Roddick: A day after announcing his retirement, he provided his legions of New York fans with perhaps the final opportunity to celebrate him under the lights where he shone most brightly. One might have preferred a somewhat more convincing effort from his opponent, who failed to display all of his talents, but a victory for the former champion represented the appropriate and widely desired result for this particular evening.
Azarenka: Several hours before the match, we went on Twitter record as saying that the plucky Zheng would win at least three games from the world #1. Wrong. Azarenka surrendered just a solitary game to this creditable opponent, and she has reached the second week while dropping six games in all. In stark contrast to the Venus-Kerber epic from the previous night, the victory continued a pattern of staggeringly authoritative efforts by the top women on Ashe. While not scintillating to watch from a competitive perspective, these matches have demonstrated just how far the elite towers above the rest.
Del Potro: As he manages a concerning injury, a victory of any sort at the tournament that he won in such dramatic fashion three years ago should bolster his spirits. Not quite an elite contender from most perspectives, Del Potro looked highly convincing while surrendering just five games in an atmosphere of calm dominance during the first two sets against Harrison. Then he failed to deliver the coup de grace and temporarily allowed his overmatched opponent to claw his way into the match. Against a more capable foe, such a lapse could have proved more costly.
Harrison: Even though he departed in the second round of the US Open, sooner than this ambitious youngster would have preferred, he won a set from a top-10 player and Olympic medalist. After Del Potro had throttled him through the first two sets, Harrison resisted the impulse to surrender and battled back to turn the encounter from a rout into a respectable four-setter.

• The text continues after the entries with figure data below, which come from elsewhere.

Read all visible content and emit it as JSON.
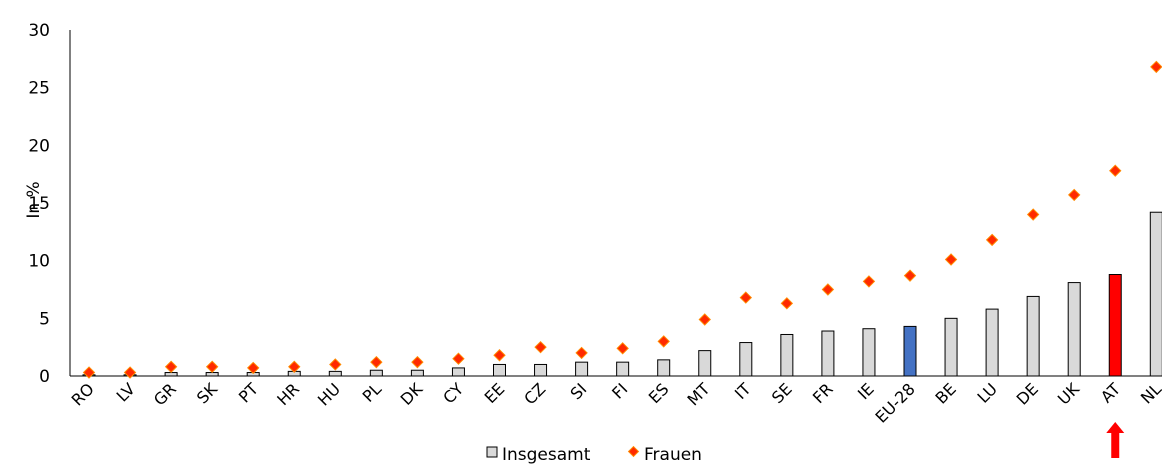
{
  "chart_data": {
    "type": "bar",
    "categories": [
      "RO",
      "LV",
      "GR",
      "SK",
      "PT",
      "HR",
      "HU",
      "PL",
      "DK",
      "CY",
      "EE",
      "CZ",
      "SI",
      "FI",
      "ES",
      "MT",
      "IT",
      "SE",
      "FR",
      "IE",
      "EU-28",
      "BE",
      "LU",
      "DE",
      "UK",
      "AT",
      "NL"
    ],
    "series": [
      {
        "name": "Insgesamt",
        "kind": "bar",
        "color": "#d9d9d9",
        "values": [
          0.1,
          0.1,
          0.3,
          0.3,
          0.3,
          0.4,
          0.4,
          0.5,
          0.5,
          0.7,
          1.0,
          1.0,
          1.2,
          1.2,
          1.4,
          2.2,
          2.9,
          3.6,
          3.9,
          4.1,
          4.3,
          5.0,
          5.8,
          6.9,
          8.1,
          8.8,
          14.2
        ]
      },
      {
        "name": "Frauen",
        "kind": "marker",
        "color": "#ff2a00",
        "values": [
          0.3,
          0.3,
          0.8,
          0.8,
          0.7,
          0.8,
          1.0,
          1.2,
          1.2,
          1.5,
          1.8,
          2.5,
          2.0,
          2.4,
          3.0,
          4.9,
          6.8,
          6.3,
          7.5,
          8.2,
          8.7,
          10.1,
          11.8,
          14.0,
          15.7,
          17.8,
          26.8
        ]
      }
    ],
    "highlights": {
      "EU-28": "#4472c4",
      "AT": "#ff0000"
    },
    "arrow_under": "AT",
    "arrow_color": "#ff0000",
    "ylabel": "In %",
    "ylim": [
      0,
      30
    ],
    "yticks": [
      0,
      5,
      10,
      15,
      20,
      25,
      30
    ],
    "grid": false,
    "legend_position": "bottom"
  }
}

He won’t win style points like these forever, but for now a creditable loss like this second-round encounter should content American fans.
Wawrinka: Although his turbulent five-set victory over Darcis featured plenty of unsightly moments and nervous shots from both players, the Swiss #2 will feel relieved to have advanced in such a tense thriller after losing a strikingly similar match to Donald Young here last year. At his best on clay, Wawrinka has reached the quarterfinals of the US Open before and found his best form of the year in Cincinnati this month, so he should fancy his chances of reaching the second week against an exhausted Dolgopolov.
Isner: Again losing a set to a virtually irrelevant veteran, he continues to make life in the first week of majors more difficult than necessary. Similarly extended affairs resulted in a premature exit from the Australian Open, and he may rue the loss of a second-set tiebreak in which he held three separate leads. But Isner did save break points boldly in the crucial third set and struck for the key break at the best possible moment, showing a keen sense of timing that recalled Sampras and other great servers.
Li: Despite her outstanding results over the summer, when she nearly completed a Canada-Cincinnati double, Li continues to underachieve at majors. She has not reached a quarterfinal at any of the six that she has played since winning Roland Garros last year, and her last three losses have come against players clearly below her level in Shvedova, Cirstea, and Robson. Rarely enjoying her previous visits to New York, Li may find the atmosphere there distracting or intimidating.
Baghdatis: Gifted chance after chance to force a fifth set against a player who looked as weary as he did, he twice failed to serve out the fourth set and then double-faulted away the match in a fourth-set tiebreak. In view of his evident talents on hard courts and widespread fan appeal, the fact that Baghdatis never has reached the third round of the US Open in eight appearances comes as a jolt but testifies to his inherent unreliability.